LA TRIBUNE- Le gouvernement s'apprête à envoyer de nouvelles prévisions à Bruxelles dans le cadre du programme de stabilité après un déficit plus important que prévu en 2023. À quoi faut-il s'attendre ?
VALERIE RABAULT- Le gouvernement nous dévoile ses véritables intentions lorsqu'il envoie ses programmes à Bruxelles. Ce qui est quand même ahurissant. C'était par exemple le cas sur la réforme des retraites. Par ailleurs, le gouvernement se fait souvent retoquer par Bruxelles sur le calcul du déficit structurel car il a souvent tendance à le minorer. De son côté, la Commission refait son calcul, ce qui fait souvent apparaître un déficit structurel plus dégradé.
Le ministre de l'Économie Bruno Le Maire a réaffirmé son dogme de ne pas augmenter les impôts. Pensez-vous que le gouvernement va pouvoir échapper à une hausse de la fiscalité pour revenir à 3% de déficit ?
Je pense que l'objectif de déficit à 3% du PIB est inatteignable, sauf à endommager très sérieusement l'économie française. Pour rappel, chaque fois que la France a réussi à réduire son déficit de 0,5 point de PIB, c'était avec une croissance supérieure à 2%, sauf en 2013 mais on en a vu les conséquences sur l'économie. Réduire le déficit sans croissance économique endommage toujours l'économie.
Sur les hausses d'impôts, on sait que la France a un système social plus avantageux que dans d'autres pays. Il repose donc sur un pacte social qui nécessite d'avoir des recettes fiscales en face. Depuis quatre ans, le gouvernement refuse la taxation des superprofits alors que dans sa majorité, le MoDem a proposé une taxation des superdividendes.
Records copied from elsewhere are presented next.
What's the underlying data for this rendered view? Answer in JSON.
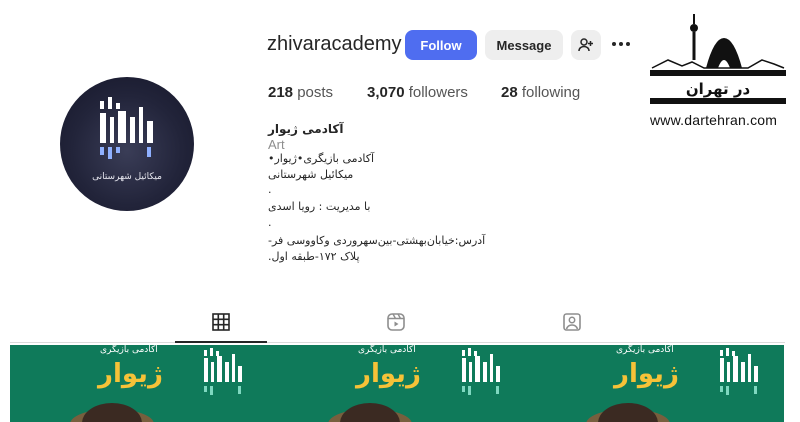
{
  "profile": {
    "username": "zhivaracademy",
    "follow_label": "Follow",
    "message_label": "Message",
    "posts_count": "218",
    "posts_label": "posts",
    "followers_count": "3,070",
    "followers_label": "followers",
    "following_count": "28",
    "following_label": "following",
    "display_name": "آکادمی ژیوار",
    "category": "Art",
    "bio_lines": [
      "آکادمی بازیگری•ژیوار•",
      "میکائیل شهرستانی",
      ".",
      "با مدیریت : رویا اسدی",
      ".",
      "آدرس:خیابان‌بهشتی-بین‌سهروردی وکاووسی فر-",
      "پلاک ۱۷۲-طبقه اول."
    ],
    "avatar_caption": "میکائیل شهرستانی"
  },
  "icons": {
    "add_user": "person-add-icon",
    "more": "more-horizontal-icon",
    "grid_tab": "grid-icon",
    "reels_tab": "reels-icon",
    "tagged_tab": "tagged-icon"
  },
  "watermark": {
    "brand_fa": "در تهران",
    "url": "www.dartehran.com"
  },
  "posts": [
    {
      "subtitle": "آکادمی بازیگری",
      "title": "ژیوار"
    },
    {
      "subtitle": "آکادمی بازیگری",
      "title": "ژیوار"
    },
    {
      "subtitle": "آکادمی بازیگری",
      "title": "ژیوار"
    }
  ],
  "colors": {
    "follow_button": "#4f6df0",
    "post_background": "#0f7a5a",
    "post_title": "#f6c238"
  }
}
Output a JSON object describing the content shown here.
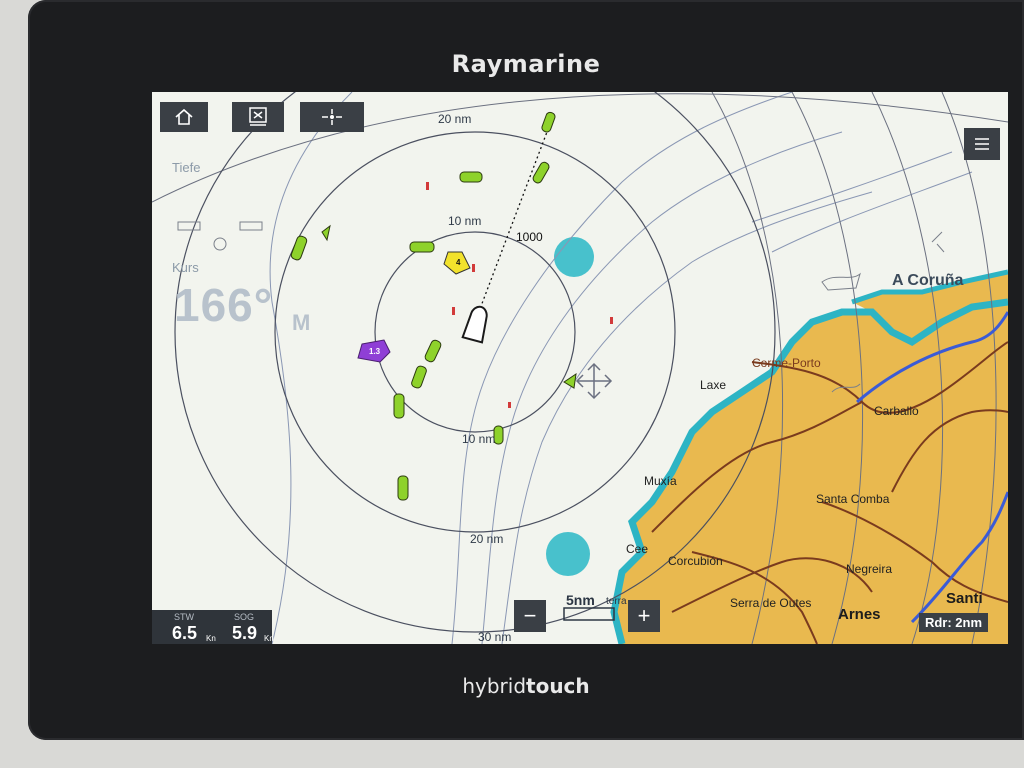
{
  "device": {
    "brand": "Raymarine",
    "model_prefix": "hybrid",
    "model_suffix": "touch"
  },
  "toolbar": {
    "home_icon": "home-icon",
    "mob_icon": "man-overboard-icon",
    "waypoint_icon": "waypoint-crosshair-icon",
    "menu_icon": "hamburger-menu-icon"
  },
  "overlay": {
    "depth_label": "Tiefe",
    "heading_label": "Kurs",
    "heading_value": "166°",
    "heading_unit": "M"
  },
  "rings": {
    "r10_top": "10 nm",
    "r10_bottom": "10 nm",
    "r20_top": "20 nm",
    "r20_bottom": "20 nm",
    "r30_bottom": "30 nm",
    "heading_distance": "1000"
  },
  "targets": {
    "purple_label": "1.3",
    "yellow_label": "4"
  },
  "places": {
    "a_coruna": "A Coruña",
    "corme_porto": "Corme-Porto",
    "laxe": "Laxe",
    "carballo": "Carballo",
    "muxia": "Muxía",
    "santa_comba": "Santa Comba",
    "cee": "Cee",
    "corcubion": "Corcubión",
    "negreira": "Negreira",
    "serra_de_outes": "Serra de Outes",
    "arnes": "Arnes",
    "santi": "Santi"
  },
  "status": {
    "stw_label": "STW",
    "stw_value": "6.5",
    "stw_unit": "Kn",
    "sog_label": "SOG",
    "sog_value": "5.9",
    "sog_unit": "Kn"
  },
  "zoom": {
    "minus": "−",
    "plus": "+",
    "scale": "5nm",
    "scale_suffix": "terra"
  },
  "radar_range": "Rdr: 2nm",
  "colors": {
    "sea": "#f2f4ee",
    "land": "#e9b94f",
    "coast": "#2db4c4",
    "road": "#7a3b1e",
    "river": "#3b5bd6",
    "target_green": "#8ed22b",
    "target_yellow": "#f2e22c",
    "target_purple": "#8f3fd6"
  }
}
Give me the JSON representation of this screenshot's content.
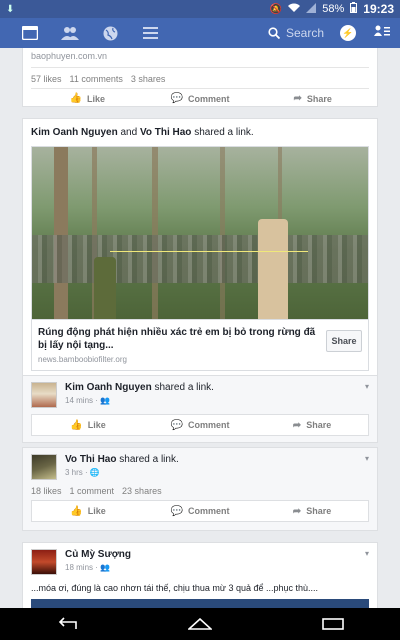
{
  "status": {
    "battery": "58%",
    "time": "19:23"
  },
  "nav": {
    "search_placeholder": "Search"
  },
  "top_card": {
    "domain": "baophuyen.com.vn",
    "likes": "57 likes",
    "comments": "11 comments",
    "shares": "3 shares",
    "like_label": "Like",
    "comment_label": "Comment",
    "share_label": "Share"
  },
  "story": {
    "name1": "Kim Oanh Nguyen",
    "connector": "and",
    "name2": "Vo Thi Hao",
    "action": "shared a link.",
    "link_title": "Rúng động phát hiện nhiều xác trẻ em bị bỏ trong rừng đã bị lấy nội tạng...",
    "link_domain": "news.bamboobiofilter.org",
    "share_button": "Share"
  },
  "sub1": {
    "name": "Kim Oanh Nguyen",
    "action": "shared a link.",
    "time": "14 mins",
    "like_label": "Like",
    "comment_label": "Comment",
    "share_label": "Share"
  },
  "sub2": {
    "name": "Vo Thi Hao",
    "action": "shared a link.",
    "time": "3 hrs",
    "likes": "18 likes",
    "comments": "1 comment",
    "shares": "23 shares",
    "like_label": "Like",
    "comment_label": "Comment",
    "share_label": "Share"
  },
  "bottom_post": {
    "name": "Củ Mỳ Sượng",
    "time": "18 mins",
    "text": "...móa ơi, đúng là cao nhơn tái thế, chịu thua mừ 3 quả để ...phục thù...."
  },
  "colors": {
    "brand": "#3b5998",
    "nav": "#4267b2"
  }
}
Et la présidente de l'Assemblée nationale Yaël Braun Pivet vient de dire qu'elle n'était pas opposée à la taxation des superprofits. Le gouvernement est seul aujourd'hui à ne pas vouloir taxer les super profits, il n'est plus suivi par une partie de sa majorité sur cette position dogmatique. Je pense que le gouvernement finira par augmenter les impôts. Mais je ne sais pas encore sous quelle forme. Avec la publication de l'INSEE qui a révélé un déficit pour 2023 beaucoup plus important qu'annoncé, le gouvernement se prend un coup de boomerang. C'est quand même un dérapage à 17 /18 milliards d'euros, c'est violent.
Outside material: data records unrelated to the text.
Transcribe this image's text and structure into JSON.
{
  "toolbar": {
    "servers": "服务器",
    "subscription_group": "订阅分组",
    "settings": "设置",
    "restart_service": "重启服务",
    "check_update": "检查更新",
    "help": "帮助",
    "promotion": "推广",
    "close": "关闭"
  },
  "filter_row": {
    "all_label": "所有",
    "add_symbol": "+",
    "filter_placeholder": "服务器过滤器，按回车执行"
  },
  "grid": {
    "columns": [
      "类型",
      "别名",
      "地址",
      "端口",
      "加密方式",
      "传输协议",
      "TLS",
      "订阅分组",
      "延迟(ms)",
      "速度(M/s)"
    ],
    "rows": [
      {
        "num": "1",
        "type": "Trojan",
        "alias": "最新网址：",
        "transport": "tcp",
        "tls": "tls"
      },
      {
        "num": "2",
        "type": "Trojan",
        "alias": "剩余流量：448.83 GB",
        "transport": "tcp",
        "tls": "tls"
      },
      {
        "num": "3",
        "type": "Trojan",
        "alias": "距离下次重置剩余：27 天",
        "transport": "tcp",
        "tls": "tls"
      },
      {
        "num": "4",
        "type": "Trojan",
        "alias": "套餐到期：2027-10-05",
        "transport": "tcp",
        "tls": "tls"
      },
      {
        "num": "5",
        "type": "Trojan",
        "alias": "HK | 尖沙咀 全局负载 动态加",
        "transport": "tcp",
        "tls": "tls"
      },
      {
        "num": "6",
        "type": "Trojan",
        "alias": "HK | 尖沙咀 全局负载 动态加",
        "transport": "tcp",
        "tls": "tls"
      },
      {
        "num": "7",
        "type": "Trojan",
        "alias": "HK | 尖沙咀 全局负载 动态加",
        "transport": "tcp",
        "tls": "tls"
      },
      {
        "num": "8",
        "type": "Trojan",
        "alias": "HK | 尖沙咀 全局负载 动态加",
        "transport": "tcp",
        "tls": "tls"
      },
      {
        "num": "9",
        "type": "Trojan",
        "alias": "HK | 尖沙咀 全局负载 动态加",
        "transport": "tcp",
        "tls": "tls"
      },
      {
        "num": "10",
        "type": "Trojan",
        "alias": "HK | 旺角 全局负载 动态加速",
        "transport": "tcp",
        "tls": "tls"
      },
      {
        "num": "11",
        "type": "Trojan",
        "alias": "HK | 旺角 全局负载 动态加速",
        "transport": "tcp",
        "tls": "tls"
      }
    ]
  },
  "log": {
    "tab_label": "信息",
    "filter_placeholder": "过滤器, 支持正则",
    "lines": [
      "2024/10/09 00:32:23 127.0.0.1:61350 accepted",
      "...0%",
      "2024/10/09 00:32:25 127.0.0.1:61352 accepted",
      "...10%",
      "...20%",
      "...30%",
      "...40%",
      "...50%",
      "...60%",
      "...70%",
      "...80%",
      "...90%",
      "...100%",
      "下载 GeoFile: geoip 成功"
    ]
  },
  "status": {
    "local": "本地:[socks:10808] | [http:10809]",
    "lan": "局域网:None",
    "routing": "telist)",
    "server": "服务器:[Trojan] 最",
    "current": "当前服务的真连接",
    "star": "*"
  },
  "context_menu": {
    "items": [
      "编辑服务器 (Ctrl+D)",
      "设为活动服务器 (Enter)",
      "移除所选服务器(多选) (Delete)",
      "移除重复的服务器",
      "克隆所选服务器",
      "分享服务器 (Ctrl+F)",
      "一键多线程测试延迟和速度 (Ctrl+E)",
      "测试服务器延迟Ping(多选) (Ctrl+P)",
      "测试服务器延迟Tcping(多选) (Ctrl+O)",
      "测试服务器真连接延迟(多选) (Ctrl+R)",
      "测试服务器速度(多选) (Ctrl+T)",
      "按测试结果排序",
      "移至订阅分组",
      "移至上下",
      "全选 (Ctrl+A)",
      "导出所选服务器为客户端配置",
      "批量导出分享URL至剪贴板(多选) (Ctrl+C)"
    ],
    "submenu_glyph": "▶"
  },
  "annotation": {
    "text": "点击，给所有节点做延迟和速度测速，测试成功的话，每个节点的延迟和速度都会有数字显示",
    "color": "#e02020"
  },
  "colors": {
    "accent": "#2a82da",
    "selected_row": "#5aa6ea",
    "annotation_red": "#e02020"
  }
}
Comment expliquez-vous un tel dérapage des finances publiques ?
Je constate que ce dérapage découle avant tout de moindres recettes, et principalement celles de l'impôt sur les sociétés et celles de la TVA, qui touchent au cœur de l'économie. Ceci révèle que la France a un vrai problème sur le réacteur de l'économie. Il est étonnant que le gouvernement n'ait pas vu le problème plus récemment. Chaque mois, Bercy publie la situation de l'État. On avait vu que les recettes sur la TVA rentraient moins que prévu.
Valérie Rabault au perchoir de l'hémicycle à l'automne dernier. Crédits : Reuters.
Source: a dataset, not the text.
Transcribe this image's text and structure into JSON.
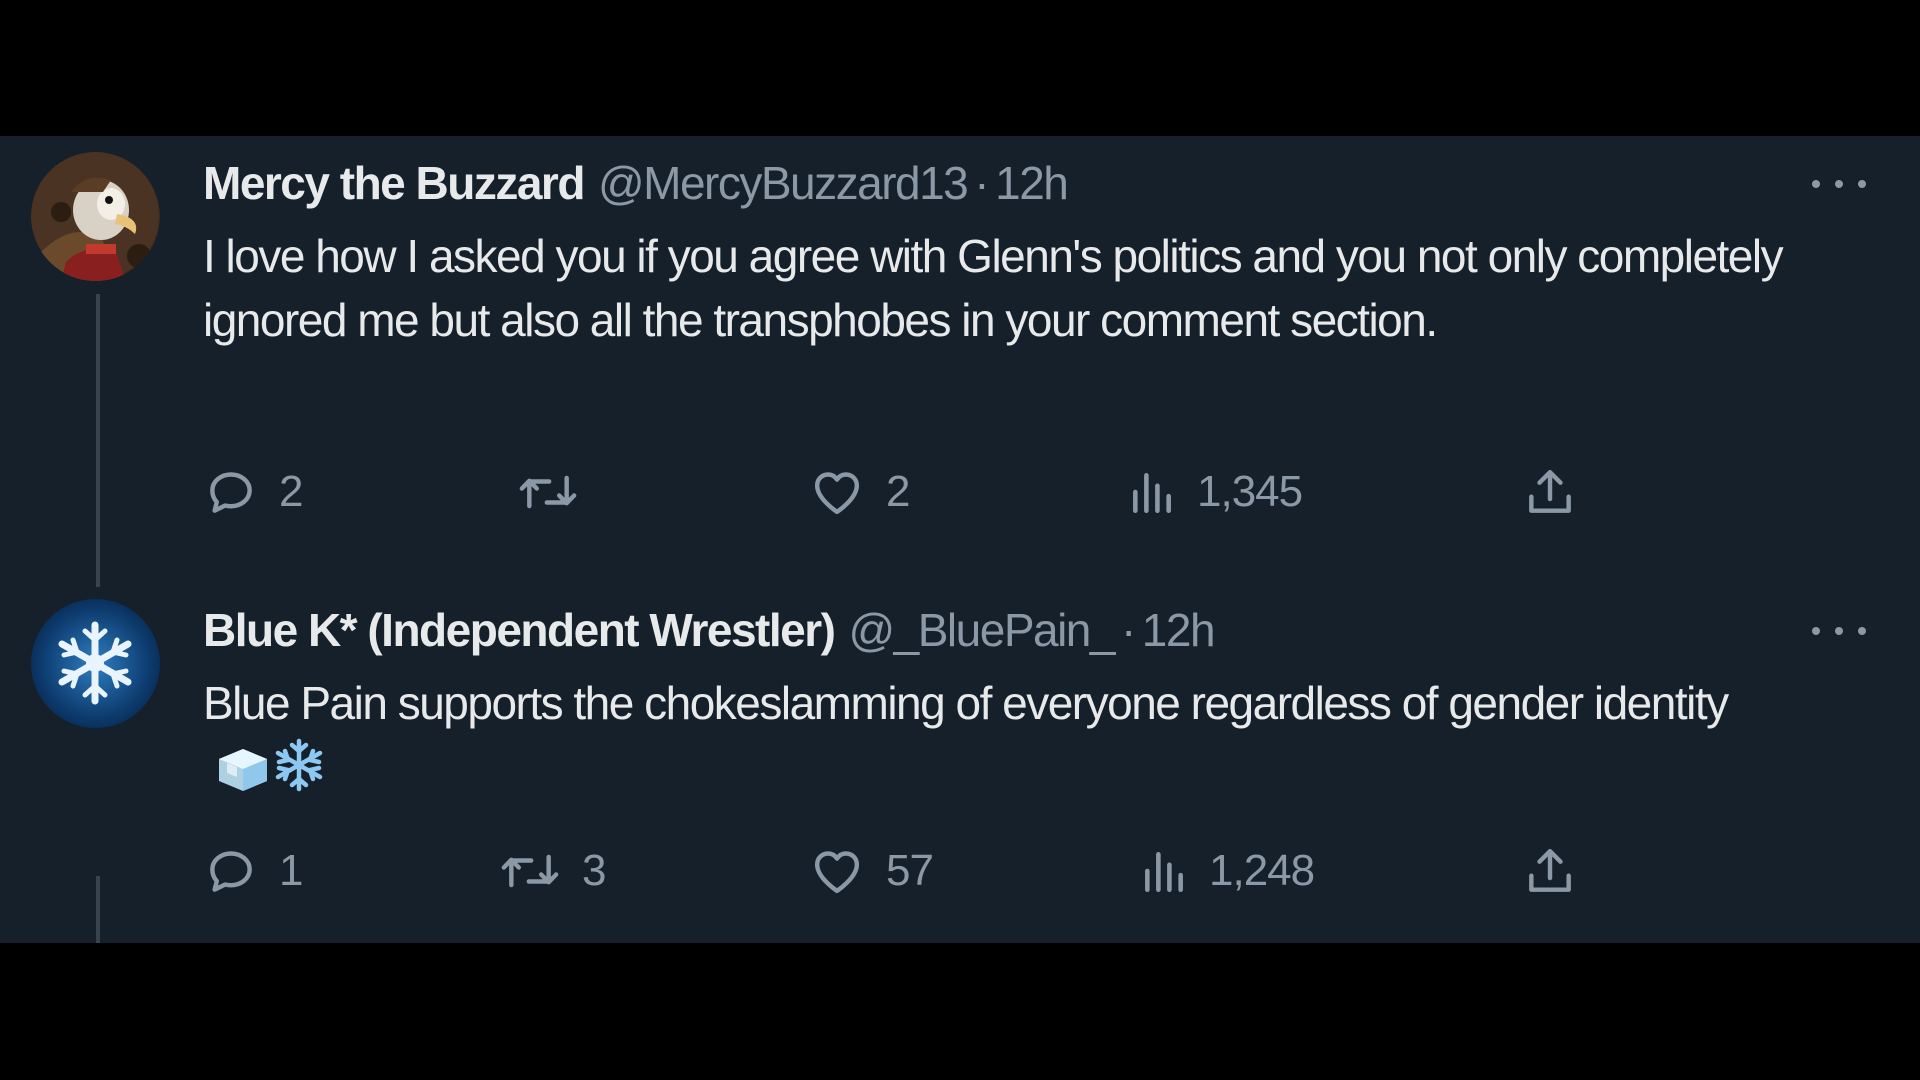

La politique de l'offre à coup de baisse d'impôts est-elle responsable ?
La politique de l'offre ne peut fonctionner que s'il y a un vrai cap d'investissements. Pour que l'argent ait un rôle productif, il faut qu'il y ait une feuille de route. Or, ce n'est pas le cas actuellement. Quand Bruno Le Maire affirme qu'il va falloir revoir France 2030 car le plan d'investissement ne fonctionne pas aussi bien que prévu, il aurait pu se souvenir des alertes que nous avions formulées, en critiquant le saupoudrage sur beaucoup de secteurs. Or, il faut mieux se concentrer sur quelques grands axes pour pouvoir entraîner le reste de l'économie.
En plein coup de frein sur la croissance, est-il urgent de redresser les finances publiques ?
Compte tenu des problèmes de recettes, il faut doper la croissance économique. Sur l'investissement, il est difficile actuellement de financer des projets. Mais il faut accentuer les efforts sur la rénovation énergétique et la construction. Il ne faut pas oublier le volet investissement. Sinon, la France va s'enfermer dans un cycle infernal. Faute de croissance économique, la France n'a pas assez de recettes fiscales. Cela va se traduire par du chômage.
Faut-il taxer les plus riches ou les superprofits ?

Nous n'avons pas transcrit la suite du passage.